The Third Shift

In the days of industrial labor, many factories ran three shifts per day. Three eight-hour shifts per day keeps a factory fully utilized and some business major’s spreadsheets happy. Luckily, for many of us, knowledge/thinking oriented businesses don’t usually follow this paradigm. We’re not (often) pressured to pick up a double shift, possibly freeing time to do useful things that we don’t get paid for.

For the ambitious (possible euphemism), this opens up an interesting opportunity: allocating the second shift to one’s own projects. Writing that great book you’ve got inside you, penciling a comic, running your Etsy business on the side, or bootstrapping that web app you’re dreaming about all make a great fit for a second shift. Find time before or after your day job, and then aim for the sky.

I found it easy to take this logic to the next level and think, well if two shifts works and I can make progress on two things, three shifts might work and then I can do three things! Wake up early, do something awesome. Work the nine to five, do awesome things. Take a couple hours in the evening, do even more awesome things. Seems good, right?

Unfortunately, the third shift is a bandaid over too many projects and lead me to do lower quality work across the board.

I need more physical rest and mental space than working on three things affords. Turning down an extra hour of sleep or the bleeping of an alarm clock is a hard bargain. One side project, as it turns out, is plenty.
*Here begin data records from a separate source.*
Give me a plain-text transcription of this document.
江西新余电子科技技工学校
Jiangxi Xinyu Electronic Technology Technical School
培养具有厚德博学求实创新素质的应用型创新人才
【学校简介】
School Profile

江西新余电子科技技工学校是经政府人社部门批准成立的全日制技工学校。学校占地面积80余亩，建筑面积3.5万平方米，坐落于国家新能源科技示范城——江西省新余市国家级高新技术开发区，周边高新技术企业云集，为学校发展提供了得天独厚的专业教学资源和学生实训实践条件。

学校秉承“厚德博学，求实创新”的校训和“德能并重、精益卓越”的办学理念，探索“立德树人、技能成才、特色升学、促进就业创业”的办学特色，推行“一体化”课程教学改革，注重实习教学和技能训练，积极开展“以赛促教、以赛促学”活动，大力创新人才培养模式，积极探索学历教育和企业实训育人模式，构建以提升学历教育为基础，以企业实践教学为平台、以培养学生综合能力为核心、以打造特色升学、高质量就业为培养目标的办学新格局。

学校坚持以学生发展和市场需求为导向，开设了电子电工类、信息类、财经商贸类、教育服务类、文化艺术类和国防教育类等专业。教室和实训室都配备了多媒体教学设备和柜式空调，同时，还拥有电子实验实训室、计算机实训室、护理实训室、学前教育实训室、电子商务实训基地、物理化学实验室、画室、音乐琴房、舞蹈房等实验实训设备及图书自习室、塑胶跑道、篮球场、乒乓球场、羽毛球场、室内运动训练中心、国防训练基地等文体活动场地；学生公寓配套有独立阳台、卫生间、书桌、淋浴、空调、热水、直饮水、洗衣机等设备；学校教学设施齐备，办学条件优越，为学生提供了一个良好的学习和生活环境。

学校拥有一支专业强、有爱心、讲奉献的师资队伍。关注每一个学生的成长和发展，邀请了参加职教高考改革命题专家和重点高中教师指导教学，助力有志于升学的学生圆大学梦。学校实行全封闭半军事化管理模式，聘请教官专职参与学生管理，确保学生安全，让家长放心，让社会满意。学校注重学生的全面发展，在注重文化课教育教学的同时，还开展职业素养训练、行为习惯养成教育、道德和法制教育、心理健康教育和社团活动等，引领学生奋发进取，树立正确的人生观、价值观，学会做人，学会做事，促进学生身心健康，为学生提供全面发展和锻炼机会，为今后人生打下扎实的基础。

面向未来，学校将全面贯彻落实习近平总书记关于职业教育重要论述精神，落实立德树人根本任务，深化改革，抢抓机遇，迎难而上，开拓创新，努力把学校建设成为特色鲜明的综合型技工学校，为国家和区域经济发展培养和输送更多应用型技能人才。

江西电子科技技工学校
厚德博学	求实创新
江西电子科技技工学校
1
That said, the third shift is useful as a “turbo button” that I only press when I really mean it and used only for short-term projects that are important to whatever awesome thing I’m trying to do. A couple weeks waking up early to bang out a presentation or longer-form article are good. Sustaining that for a series of projects doesn’t work for me.

In short: ambition is great, but striking a balance with mental and physical rest is better.